Collaborative design maintains the spirit of the existing systems while being lighter and slimmer

Project Facts

Location Los Angeles, California
Owner Los Angeles World Airports
Size 800,000 SF
Cost $1 billion
Status Completed 2020
Capacity 21 aircraft gates
Certifications LEED Silver / CALGreen Tier 1


As an extension of the Tom Bradley West International Terminal (TBIT), the Midfield Satellite Concourse North (MSC) maintains the spirit of the existing facade system while being lighter and slimmer. The final façade utilized a mix of metal panel systems and glazing systems but varied the structural support for the components in order to provide a robust and efficient solution that was cost effective and performance driven. The new design gives the third busiest airport in the nation (LAX) a chance to modernize and expand to meet increasing passenger demands.

About the project

Los Angeles World Airports (LAWA) pursued a collaborative design build process for the project with an established program and budget.

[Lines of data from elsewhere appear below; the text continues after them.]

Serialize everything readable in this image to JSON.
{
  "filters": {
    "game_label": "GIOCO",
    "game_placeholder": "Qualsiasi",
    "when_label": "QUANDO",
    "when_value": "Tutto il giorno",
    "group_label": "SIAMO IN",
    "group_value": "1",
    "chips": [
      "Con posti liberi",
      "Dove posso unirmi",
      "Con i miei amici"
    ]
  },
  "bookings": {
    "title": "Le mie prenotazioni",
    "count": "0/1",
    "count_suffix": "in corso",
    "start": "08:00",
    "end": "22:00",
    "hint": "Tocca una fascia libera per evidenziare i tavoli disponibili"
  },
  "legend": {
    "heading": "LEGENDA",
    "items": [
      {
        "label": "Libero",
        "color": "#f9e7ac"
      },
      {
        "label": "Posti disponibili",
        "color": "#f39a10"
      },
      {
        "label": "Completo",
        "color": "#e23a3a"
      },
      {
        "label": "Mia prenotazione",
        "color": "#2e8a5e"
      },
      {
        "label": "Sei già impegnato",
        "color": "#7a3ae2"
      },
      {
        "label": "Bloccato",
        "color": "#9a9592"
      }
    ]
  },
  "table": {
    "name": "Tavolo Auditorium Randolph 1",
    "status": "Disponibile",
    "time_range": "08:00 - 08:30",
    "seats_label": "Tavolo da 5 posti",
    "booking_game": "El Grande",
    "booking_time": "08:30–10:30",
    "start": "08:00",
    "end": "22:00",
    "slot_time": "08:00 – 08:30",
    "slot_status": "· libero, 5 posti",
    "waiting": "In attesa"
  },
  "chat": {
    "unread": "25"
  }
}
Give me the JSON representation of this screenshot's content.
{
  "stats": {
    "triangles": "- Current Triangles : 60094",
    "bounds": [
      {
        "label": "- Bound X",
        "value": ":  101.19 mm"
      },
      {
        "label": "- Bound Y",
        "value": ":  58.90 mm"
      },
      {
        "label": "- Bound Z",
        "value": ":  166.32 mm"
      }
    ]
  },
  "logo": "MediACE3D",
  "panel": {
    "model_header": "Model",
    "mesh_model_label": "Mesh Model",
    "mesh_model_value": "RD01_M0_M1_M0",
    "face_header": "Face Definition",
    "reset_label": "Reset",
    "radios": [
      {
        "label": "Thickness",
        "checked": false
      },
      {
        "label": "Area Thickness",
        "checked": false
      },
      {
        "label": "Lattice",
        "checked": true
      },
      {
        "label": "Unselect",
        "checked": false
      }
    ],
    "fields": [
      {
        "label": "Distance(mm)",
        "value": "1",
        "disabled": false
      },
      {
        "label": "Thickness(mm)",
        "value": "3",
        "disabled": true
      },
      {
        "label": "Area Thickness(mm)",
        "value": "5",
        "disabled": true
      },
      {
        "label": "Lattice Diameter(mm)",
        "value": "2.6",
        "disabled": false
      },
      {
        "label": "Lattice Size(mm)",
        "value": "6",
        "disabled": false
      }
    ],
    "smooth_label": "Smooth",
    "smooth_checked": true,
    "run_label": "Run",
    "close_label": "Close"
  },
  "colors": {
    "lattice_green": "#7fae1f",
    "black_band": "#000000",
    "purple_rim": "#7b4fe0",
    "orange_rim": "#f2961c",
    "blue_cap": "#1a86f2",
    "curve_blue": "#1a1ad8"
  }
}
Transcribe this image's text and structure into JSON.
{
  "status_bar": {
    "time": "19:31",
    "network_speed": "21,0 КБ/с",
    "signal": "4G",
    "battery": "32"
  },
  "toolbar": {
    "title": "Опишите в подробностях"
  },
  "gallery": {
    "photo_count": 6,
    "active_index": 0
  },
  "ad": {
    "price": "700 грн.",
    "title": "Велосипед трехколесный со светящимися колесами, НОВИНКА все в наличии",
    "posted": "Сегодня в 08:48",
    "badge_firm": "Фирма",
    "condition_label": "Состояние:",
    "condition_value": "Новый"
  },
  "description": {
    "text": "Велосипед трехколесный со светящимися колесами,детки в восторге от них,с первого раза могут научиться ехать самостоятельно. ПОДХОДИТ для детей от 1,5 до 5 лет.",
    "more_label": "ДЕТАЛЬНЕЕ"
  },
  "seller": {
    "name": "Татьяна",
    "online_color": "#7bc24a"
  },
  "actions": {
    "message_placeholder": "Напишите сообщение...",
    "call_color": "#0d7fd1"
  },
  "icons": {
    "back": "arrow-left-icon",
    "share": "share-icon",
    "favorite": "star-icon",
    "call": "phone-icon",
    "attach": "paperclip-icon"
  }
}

As part of this synergetic process, the team utilized a “Big Room Meeting” setting, where everyone could come together to discuss the development of the issues and to provide expertise about their specialty and to find agreeable solutions in real time. This allowed the team and the owner to make quick, definite decisions about nuanced or challenging aspects of the project, saving both time and money.

One of LAWA’s primary goals for the MSC was that it would be able to serve passengers for the decades to come. This required a higher resistance to seismic activity as well as the ability to accommodate changing aircraft sizes. Walter P Moore oversaw the design and detailing of a lab-tested façade that can withstand a 3% drift without damage, allowing the building to remain functional and the curtainwall – even the twin, 48-foot tall picture windows – to remain undamaged when experiencing a 100-year earthquake. To meet the challenge of changing aircraft sizes, each of the 12 gatehouses was engineered as an independent unit which connects to the concourse building using expansion joints allowing them to be reconfigured as needed. Our team mirrored this modular approach in the façade’s structural system so that the exterior cladding could be reconfigured to match any new gatehouse configuration.